There will be blood aurait pu être un chef d’œuvre tant la qualité de sa réalisation et la performance de son acteur principal sont excellentes, d'ailleurs l'histoire de ce pionnier de l'or noir qui fait fortune en 1898 aurait, elle aussi, pu être vraie et a certainement existé pour des dizaines de personnes de cette envergure. Mais le film souffre d'un handicap majeur , il est long , trop long (2h40) et certaines scénes aussi belle soient elles sont interminable. A force de s'attarder sur toutes sortes d'émotions, les personnages deviennent parfois ennuyeux et la trame semble s'embourber , c'est dommage. En tout cas , il mérite d'etre vu , au calme.
A l'image de The Master, du même réalisateur, There Will Be Blood contient son lot de séquences d'anthologie et finit en fanfare mais est parfois long et pas régulier dans son rythme de narration. Bien sûr Daniel Day-Lewis est génial, Paul Dano est aussi excellent, et pourtant on ne se plonge pas comme ça dans le film, et ce malgré la sympathique BO. Le scénario peut-être est-il le défaut du film, qui si intéressant et très bien fait, ne tient pas forcément les promesses de la BA, ce qui fait qu'on attend que le film "démarre" du début à la fin, simplement parce qu'on ne s'attend pas aux bonnes choses.

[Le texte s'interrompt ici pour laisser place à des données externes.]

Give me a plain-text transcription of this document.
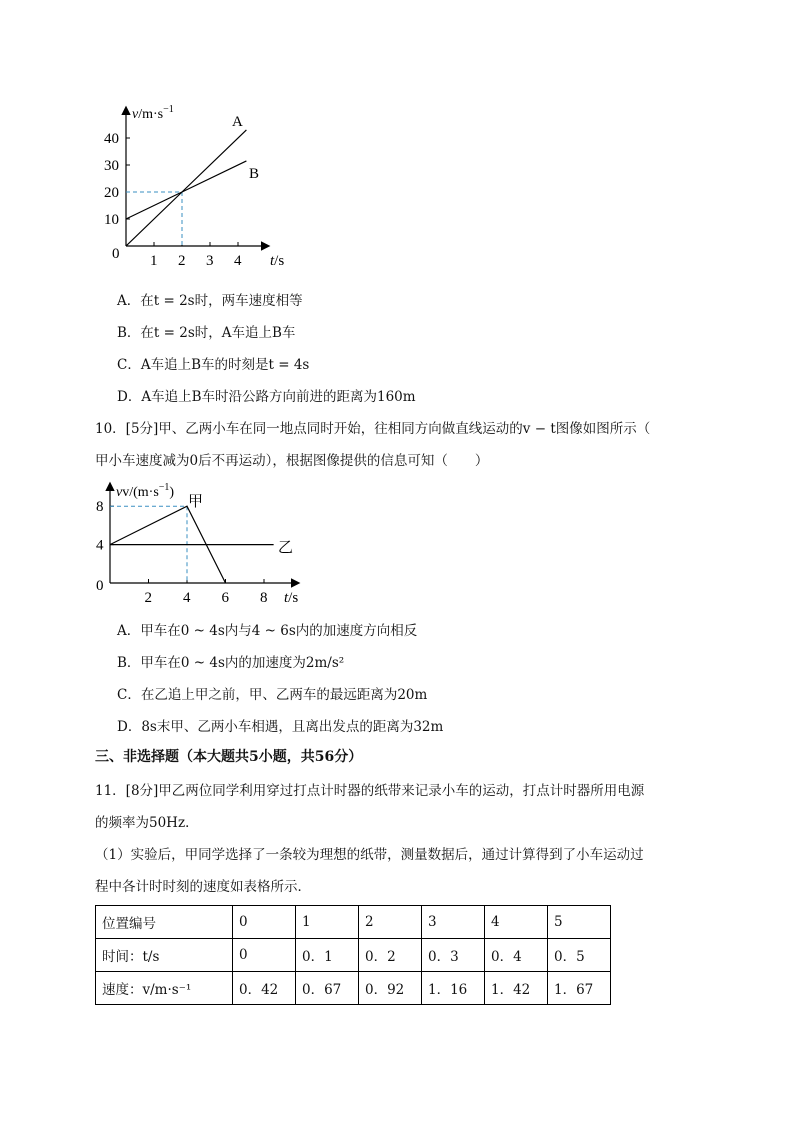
1 2 3 4
10
20
30
40
A
B
$v/m\cdot s^{-1}$
t/s
0
A．在t = 2s时，两车速度相等
B．在t = 2s时，A车追上B车
C．A车追上B车的时刻是t = 4s
D．A车追上B车时沿公路方向前进的距离为160m
10．[5分]甲、乙两小车在同一地点同时开始，往相同方向做直线运动的v − t图像如图所示（
甲小车速度减为0后不再运动），根据图像提供的信息可知（　　）
2 4 6 8
4
8	甲
乙
$vv/(m\cdot s^{-1})$
t/s
0
A．甲车在0 ~ 4s内与4 ~ 6s内的加速度方向相反
B．甲车在0 ~ 4s内的加速度为2m/s²
C．在乙追上甲之前，甲、乙两车的最远距离为20m
D．8s末甲、乙两小车相遇，且离出发点的距离为32m
三、非选择题（本大题共5小题，共56分）
11．[8分]甲乙两位同学利用穿过打点计时器的纸带来记录小车的运动，打点计时器所用电源
的频率为50Hz．
（1）实验后，甲同学选择了一条较为理想的纸带，测量数据后，通过计算得到了小车运动过
程中各计时时刻的速度如表格所示．
位置编号	0	1	2	3	4	5
时间：t/s	0	0．1	0．2	0．3	0．4	0．5
速度：v/m·s⁻¹	0．42	0．67	0．92	1．16	1．42	1．67
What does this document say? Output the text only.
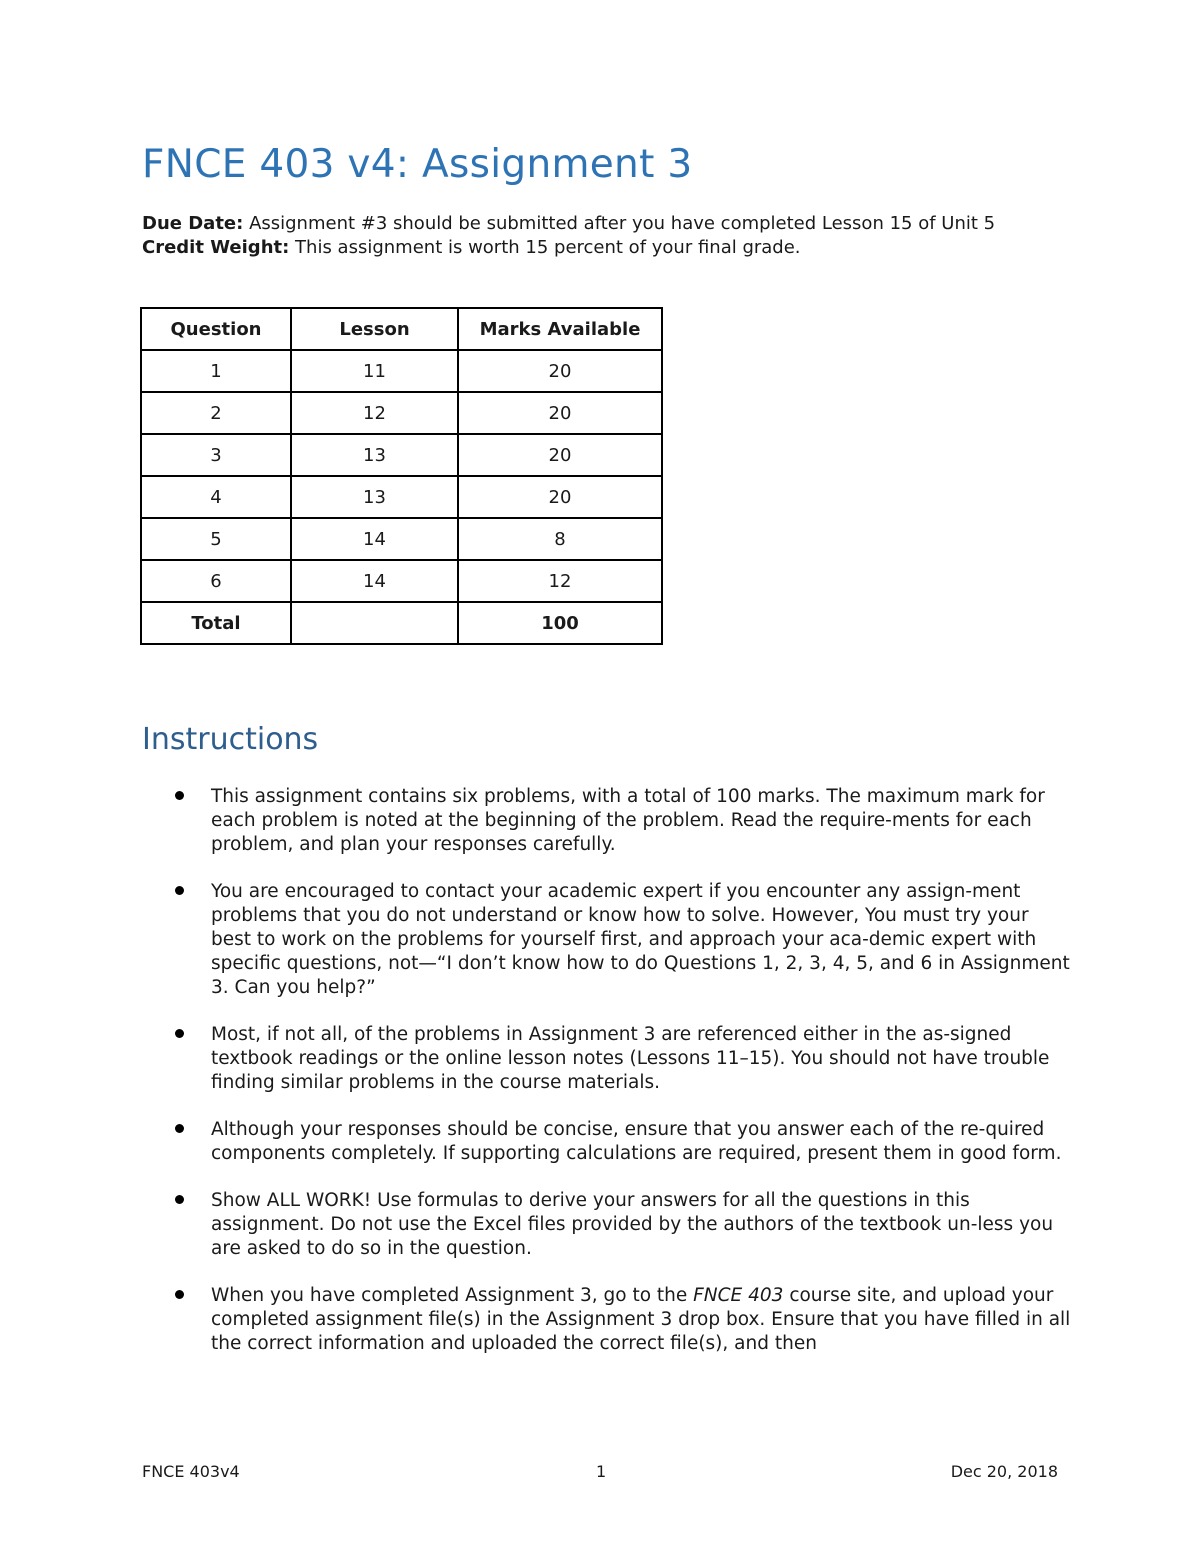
FNCE 403 v4: Assignment 3
Due Date: Assignment #3 should be submitted after you have completed Lesson 15 of Unit 5
Credit Weight: This assignment is worth 15 percent of your final grade.
Question	Lesson	Marks Available
1	11	20
2	12	20
3	13	20
4	13	20
5	14	8
6	14	12
Total		100
Instructions
This assignment contains six problems, with a total of 100 marks. The maximum mark for each problem is noted at the beginning of the problem. Read the require-ments for each problem, and plan your responses carefully.
You are encouraged to contact your academic expert if you encounter any assign-ment problems that you do not understand or know how to solve. However, You must try your best to work on the problems for yourself first, and approach your aca-demic expert with specific questions, not—“I don’t know how to do Questions 1, 2, 3, 4, 5, and 6 in Assignment 3. Can you help?”
Most, if not all, of the problems in Assignment 3 are referenced either in the as-signed textbook readings or the online lesson notes (Lessons 11–15). You should not have trouble finding similar problems in the course materials.
Although your responses should be concise, ensure that you answer each of the re-quired components completely. If supporting calculations are required, present them in good form.
Show ALL WORK! Use formulas to derive your answers for all the questions in this assignment. Do not use the Excel files provided by the authors of the textbook un-less you are asked to do so in the question.
When you have completed Assignment 3, go to the FNCE 403 course site, and upload your completed assignment file(s) in the Assignment 3 drop box. Ensure that you have filled in all the correct information and uploaded the correct file(s), and then
FNCE 403v4	1	Dec 20, 2018
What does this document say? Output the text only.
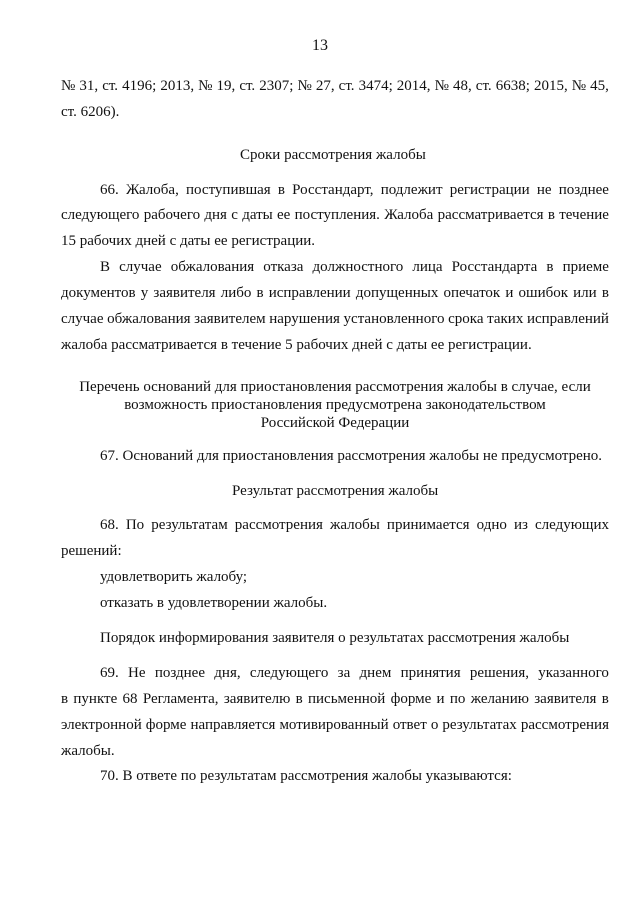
13
№ 31, ст. 4196; 2013, № 19, ст. 2307; № 27, ст. 3474; 2014, № 48, ст. 6638; 2015, № 45,
ст. 6206).
Сроки рассмотрения жалобы
66. Жалоба, поступившая в Росстандарт, подлежит регистрации не позднее
следующего рабочего дня с даты ее поступления. Жалоба рассматривается в течение
15 рабочих дней с даты ее регистрации.
В случае обжалования отказа должностного лица Росстандарта в приеме
документов у заявителя либо в исправлении допущенных опечаток и ошибок или в
случае обжалования заявителем нарушения установленного срока таких исправлений
жалоба рассматривается в течение 5 рабочих дней с даты ее регистрации.
Перечень оснований для приостановления рассмотрения жалобы в случае, если
возможность приостановления предусмотрена законодательством
Российской Федерации
67. Оснований для приостановления рассмотрения жалобы не предусмотрено.
Результат рассмотрения жалобы
68. По результатам рассмотрения жалобы принимается одно из следующих
решений:
удовлетворить жалобу;
отказать в удовлетворении жалобы.
Порядок информирования заявителя о результатах рассмотрения жалобы
69. Не позднее дня, следующего за днем принятия решения, указанного
в пункте 68 Регламента, заявителю в письменной форме и по желанию заявителя в
электронной форме направляется мотивированный ответ о результатах рассмотрения
жалобы.
70. В ответе по результатам рассмотрения жалобы указываются:
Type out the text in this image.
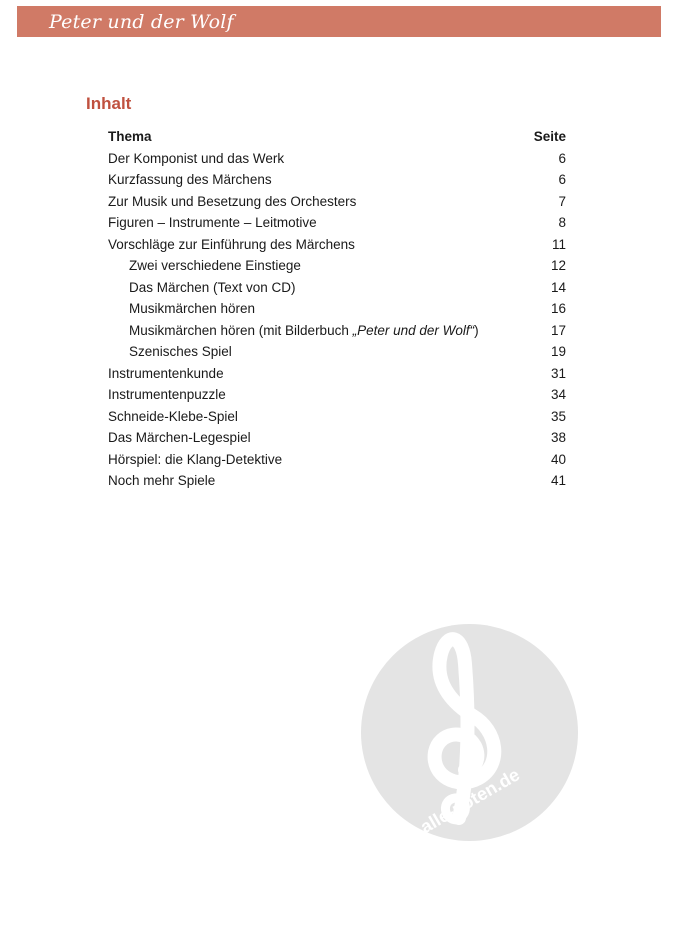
Peter und der Wolf
Inhalt
Thema	Seite
Der Komponist und das Werk	6
Kurzfassung des Märchens	6
Zur Musik und Besetzung des Orchesters	7
Figuren – Instrumente – Leitmotive	8
Vorschläge zur Einführung des Märchens	11
Zwei verschiedene Einstiege	12
Das Märchen (Text von CD)	14
Musikmärchen hören	16
Musikmärchen hören (mit Bilderbuch „Peter und der Wolf“)	17
Szenisches Spiel	19
Instrumentenkunde	31
Instrumentenpuzzle	34
Schneide-Klebe-Spiel	35
Das Märchen-Legespiel	38
Hörspiel: die Klang-Detektive	40
Noch mehr Spiele	41
alle-noten.de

Chapeau monsieur Paul Thomas Anderson ! Un film qui regorge de qualités : un Daniel Day-Lewis tout simplement exceptionnel ( tous les acteurs présents sont d'ailleurs excellents), une photographie proche de la perfection, une musique qui rehausse la tension d'une multitudes de scènes, et une mise en scène de haute voltige. Bien plus qu'un film sur une époque donnée ou sur les premiers pétroliers, "There Will Be Blood" plonge le spectateur dans les tréfonds de la cupidité ainsi que dans les paradoxes du comportement humain. A voir et à revoir.